Alum finds satisfaction in helping the homeless and mentally ill

A woman sits with her dog near the ocean.

One of the people Kaila Binger worked with had six children and had been chronically homeless for a year – living on the streets, in derelict housing or couch surfing.

When the woman finally called Binger’s office for help, the University of Wisconsin-Milwaukee alum was able to connect her to resources that helped the woman change her life.

“It’s been about a year ago now since she called, but she was able to find housing with enough bedrooms to house herself and her children,” Binger said.

Binger is a program coordinator for Foundational Community Supports, a Seattle Medicaid program that helps mentally ill and homeless people find and maintain housing and employment. The program is under the umbrella of Blue Cross Blue Shield and Anthem of Seattle.

“It’s an extremely rewarding job,” she said.

Crediting UWM

Binger, who graduated in 2014 with a bachelor’s in psychology, credits what she learned at UWM for preparing her for the work she is now doing.

“I am thankful for my experiences, good and difficult, at UWM and for how it prepared me for the world at large.”

Foundational Community Supports is a pilot program to illustrate that housing and employment for homeless people with mental illnesses and substance abuse disorders helps improve long-term health outcomes.
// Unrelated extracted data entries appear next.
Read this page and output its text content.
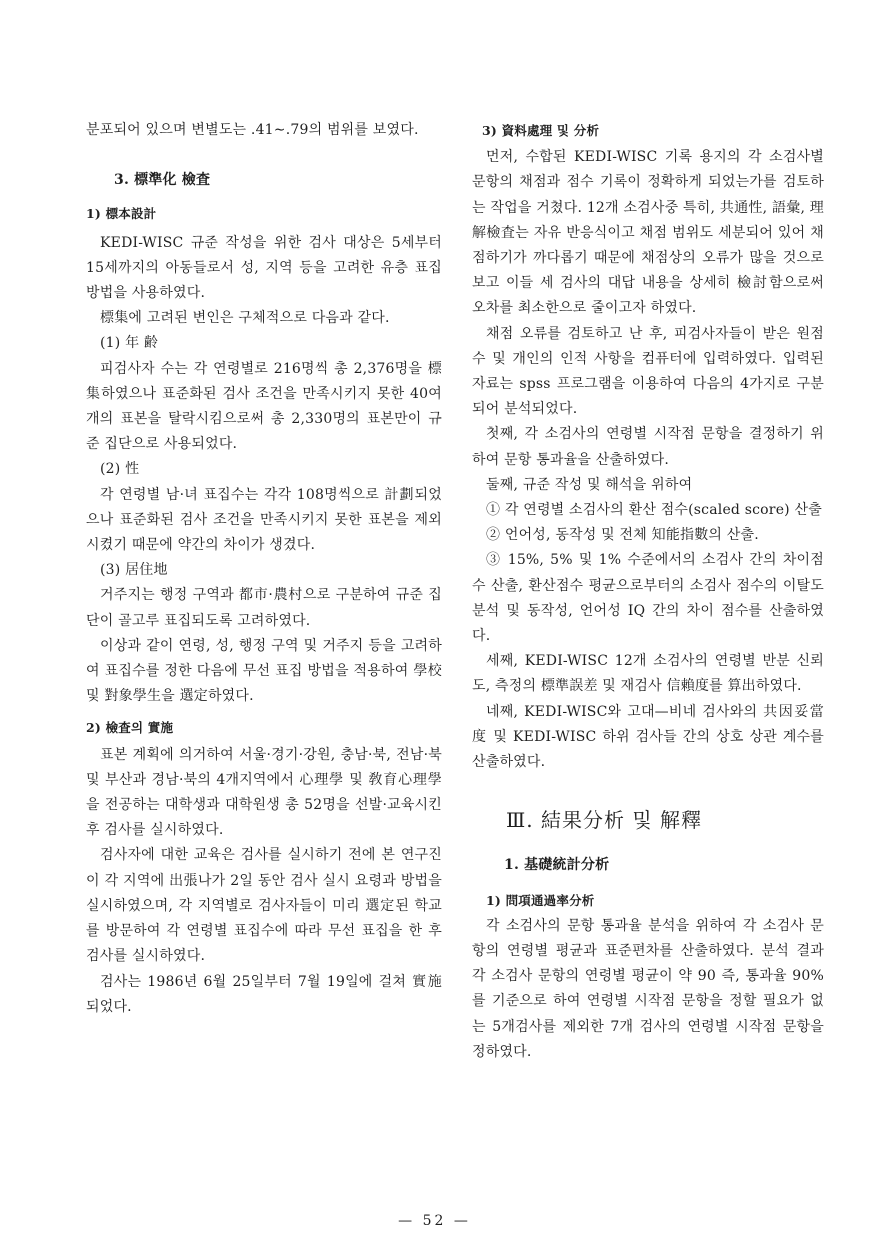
분포되어 있으며 변별도는 .41∼.79의 범위를 보였다.

3. 標準化 檢査
1) 標本設計

KEDI-WISC 규준 작성을 위한 검사 대상은 5세부터 15세까지의 아동들로서 성, 지역 등을 고려한 유층 표집 방법을 사용하였다.

標集에 고려된 변인은 구체적으로 다음과 같다.

(1) 年 齢

피검사자 수는 각 연령별로 216명씩 총 2,376명을 標集하였으나 표준화된 검사 조건을 만족시키지 못한 40여 개의 표본을 탈락시킴으로써 총 2,330명의 표본만이 규준 집단으로 사용되었다.

(2) 性

각 연령별 남·녀 표집수는 각각 108명씩으로 計劃되었으나 표준화된 검사 조건을 만족시키지 못한 표본을 제외시켰기 때문에 약간의 차이가 생겼다.

(3) 居住地

거주지는 행정 구역과 都市·農村으로 구분하여 규준 집단이 골고루 표집되도록 고려하였다.

이상과 같이 연령, 성, 행정 구역 및 거주지 등을 고려하여 표집수를 정한 다음에 무선 표집 방법을 적용하여 學校 및 對象學生을 選定하였다.

2) 檢査의 實施

표본 계획에 의거하여 서울·경기·강원, 충남·북, 전남·북 및 부산과 경남·북의 4개지역에서 心理學 및 敎育心理學을 전공하는 대학생과 대학원생 총 52명을 선발·교육시킨 후 검사를 실시하였다.

검사자에 대한 교육은 검사를 실시하기 전에 본 연구진이 각 지역에 出張나가 2일 동안 검사 실시 요령과 방법을 실시하였으며, 각 지역별로 검사자들이 미리 選定된 학교를 방문하여 각 연령별 표집수에 따라 무선 표집을 한 후 검사를 실시하였다.

검사는 1986년 6월 25일부터 7월 19일에 걸쳐 實施되었다.

3) 資料處理 및 分析

먼저, 수합된 KEDI-WISC 기록 용지의 각 소검사별 문항의 채점과 점수 기록이 정확하게 되었는가를 검토하는 작업을 거쳤다. 12개 소검사중 특히, 共通性, 語彙, 理解檢査는 자유 반응식이고 채점 범위도 세분되어 있어 채점하기가 까다롭기 때문에 채점상의 오류가 많을 것으로 보고 이들 세 검사의 대답 내용을 상세히 檢討함으로써 오차를 최소한으로 줄이고자 하였다.

채점 오류를 검토하고 난 후, 피검사자들이 받은 원점수 및 개인의 인적 사항을 컴퓨터에 입력하였다. 입력된 자료는 spss 프로그램을 이용하여 다음의 4가지로 구분되어 분석되었다.

첫째, 각 소검사의 연령별 시작점 문항을 결정하기 위하여 문항 통과율을 산출하였다.

둘째, 규준 작성 및 해석을 위하여

① 각 연령별 소검사의 환산 점수(scaled score) 산출

② 언어성, 동작성 및 전체 知能指數의 산출.

③ 15%, 5% 및 1% 수준에서의 소검사 간의 차이점수 산출, 환산점수 평균으로부터의 소검사 점수의 이탈도 분석 및 동작성, 언어성 IQ 간의 차이 점수를 산출하였다.

세째, KEDI-WISC 12개 소검사의 연령별 반분 신뢰도, 측정의 標準誤差 및 재검사 信賴度를 算出하였다.

네째, KEDI-WISC와 고대—비네 검사와의 共因妥當度 및 KEDI-WISC 하위 검사들 간의 상호 상관 계수를 산출하였다.

Ⅲ. 結果分析 및 解釋
1. 基礎統計分析
1) 問項通過率分析

각 소검사의 문항 통과율 분석을 위하여 각 소검사 문항의 연령별 평균과 표준편차를 산출하였다. 분석 결과 각 소검사 문항의 연령별 평균이 약 90 즉, 통과율 90%를 기준으로 하여 연령별 시작점 문항을 정할 필요가 없는 5개검사를 제외한 7개 검사의 연령별 시작점 문항을 정하였다.

— 52 —
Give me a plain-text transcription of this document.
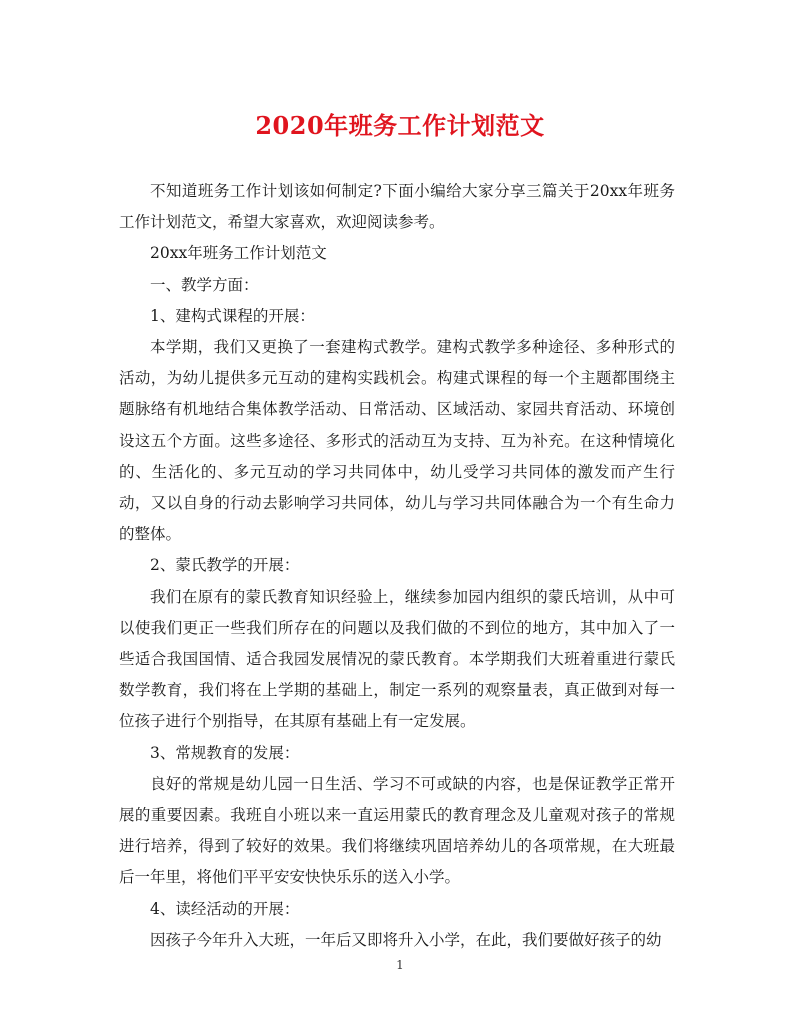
2020年班务工作计划范文

不知道班务工作计划该如何制定?下面小编给大家分享三篇关于20xx年班务工作计划范文，希望大家喜欢，欢迎阅读参考。

20xx年班务工作计划范文

一、教学方面：

1、建构式课程的开展：

本学期，我们又更换了一套建构式教学。建构式教学多种途径、多种形式的活动，为幼儿提供多元互动的建构实践机会。构建式课程的每一个主题都围绕主题脉络有机地结合集体教学活动、日常活动、区域活动、家园共育活动、环境创设这五个方面。这些多途径、多形式的活动互为支持、互为补充。在这种情境化的、生活化的、多元互动的学习共同体中，幼儿受学习共同体的激发而产生行动，又以自身的行动去影响学习共同体，幼儿与学习共同体融合为一个有生命力的整体。

2、蒙氏教学的开展：

我们在原有的蒙氏教育知识经验上，继续参加园内组织的蒙氏培训，从中可以使我们更正一些我们所存在的问题以及我们做的不到位的地方，其中加入了一些适合我国国情、适合我园发展情况的蒙氏教育。本学期我们大班着重进行蒙氏数学教育，我们将在上学期的基础上，制定一系列的观察量表，真正做到对每一位孩子进行个别指导，在其原有基础上有一定发展。

3、常规教育的发展：

良好的常规是幼儿园一日生活、学习不可或缺的内容，也是保证教学正常开展的重要因素。我班自小班以来一直运用蒙氏的教育理念及儿童观对孩子的常规进行培养，得到了较好的效果。我们将继续巩固培养幼儿的各项常规，在大班最后一年里，将他们平平安安快快乐乐的送入小学。

4、读经活动的开展：

因孩子今年升入大班，一年后又即将升入小学，在此，我们要做好孩子的幼

1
Assisting those with the greatest need not only benefits the individuals and their families, but the health of their communities and the state as a whole, Binger said.

“The Medicaid clients that we serve tend to be the most costly,” she said. “However, their health tends to improve exponentially with an appropriate job and a roof over their head. That’s the point of the program. For me, my motivation is to help people in my community in a direct way, and I get to do that.”

Research course helps

As part of her job, she has to provide data to the state of Washington to support the value of the program.
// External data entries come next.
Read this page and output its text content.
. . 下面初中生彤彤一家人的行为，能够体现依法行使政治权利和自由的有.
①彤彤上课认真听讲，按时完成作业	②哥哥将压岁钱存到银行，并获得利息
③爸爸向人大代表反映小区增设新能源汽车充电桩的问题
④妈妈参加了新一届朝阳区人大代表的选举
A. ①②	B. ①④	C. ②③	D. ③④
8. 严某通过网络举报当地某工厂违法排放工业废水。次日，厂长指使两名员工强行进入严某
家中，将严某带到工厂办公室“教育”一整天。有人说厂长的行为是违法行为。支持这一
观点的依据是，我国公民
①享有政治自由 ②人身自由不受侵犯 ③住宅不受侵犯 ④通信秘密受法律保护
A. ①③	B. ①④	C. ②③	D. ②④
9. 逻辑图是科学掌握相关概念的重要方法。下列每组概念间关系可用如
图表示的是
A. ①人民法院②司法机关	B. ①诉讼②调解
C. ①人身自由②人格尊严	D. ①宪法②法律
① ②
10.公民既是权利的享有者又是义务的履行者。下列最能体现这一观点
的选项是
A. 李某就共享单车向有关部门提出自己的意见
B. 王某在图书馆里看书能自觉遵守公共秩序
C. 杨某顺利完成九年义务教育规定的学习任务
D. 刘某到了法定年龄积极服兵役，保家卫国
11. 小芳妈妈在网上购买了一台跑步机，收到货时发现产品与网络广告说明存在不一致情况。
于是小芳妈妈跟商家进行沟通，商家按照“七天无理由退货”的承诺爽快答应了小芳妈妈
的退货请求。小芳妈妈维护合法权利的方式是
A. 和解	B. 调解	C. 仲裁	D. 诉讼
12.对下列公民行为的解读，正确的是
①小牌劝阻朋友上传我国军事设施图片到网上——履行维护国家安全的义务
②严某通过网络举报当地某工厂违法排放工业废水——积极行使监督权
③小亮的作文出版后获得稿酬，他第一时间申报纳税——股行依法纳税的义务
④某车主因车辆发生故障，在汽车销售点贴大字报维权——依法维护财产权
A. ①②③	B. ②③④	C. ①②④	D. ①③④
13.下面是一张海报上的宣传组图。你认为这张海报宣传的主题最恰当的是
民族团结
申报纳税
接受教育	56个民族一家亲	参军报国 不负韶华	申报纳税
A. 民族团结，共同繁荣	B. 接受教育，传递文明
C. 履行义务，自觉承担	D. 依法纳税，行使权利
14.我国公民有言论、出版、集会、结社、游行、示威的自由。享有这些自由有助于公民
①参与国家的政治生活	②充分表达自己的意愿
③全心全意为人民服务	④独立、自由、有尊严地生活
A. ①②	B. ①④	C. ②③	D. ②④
A research course she took as part of her psychology program at UWM has provided great guidance in that effort, Binger said.

“I had some professors that really changed my life.” One of them was Pamela Schaefer, a faculty member who taught the statistics course and has guided Binger’s thinking as she does research.

“Part of my job is taking data from the project and showing the state of Washington that having adequate employment and housing directly improves health outcomes for individuals with Medicaid. Pamela Schaefer got me into empirical data and being really critical of it, being a good researcher and knowing what is good information and what isn’t always good information.”

Binger became interested in studying psychology while working in community outreach at Meta House in Milwaukee, a nonprofit that helps women overcome drug and alcohol addiction and rebuild their families. “I really got interested in helping people with particular things like mental health or substance abuse issues because I found with the right resources, they can be successful with their life.”

Jobs ‘very rewarding’

While some students may see a bachelor’s degree in psychology as of limited value on its own without a master’s or doctorate, Binger said that was not the case for her. When she moved to Seattle, she found her degree an asset in finding a job in the health care field, and that eventually led to her current job, where she is making good money without a master’s degree.

“I would say to other students there are absolutely jobs out there that are very rewarding. They are not necessarily the ones you expect. Even if you’re not coming out of college getting ready to be a therapist, there are a lot of options out there.”

She likes, she said, that she is able to provide help to people directly.

“This is my dream job. I’m now in a role where I can actually effect change, which is a really great place to be. I get to talk to a lot of people who are going through the worst days of their life, and I’m able to help them find a job and housing.”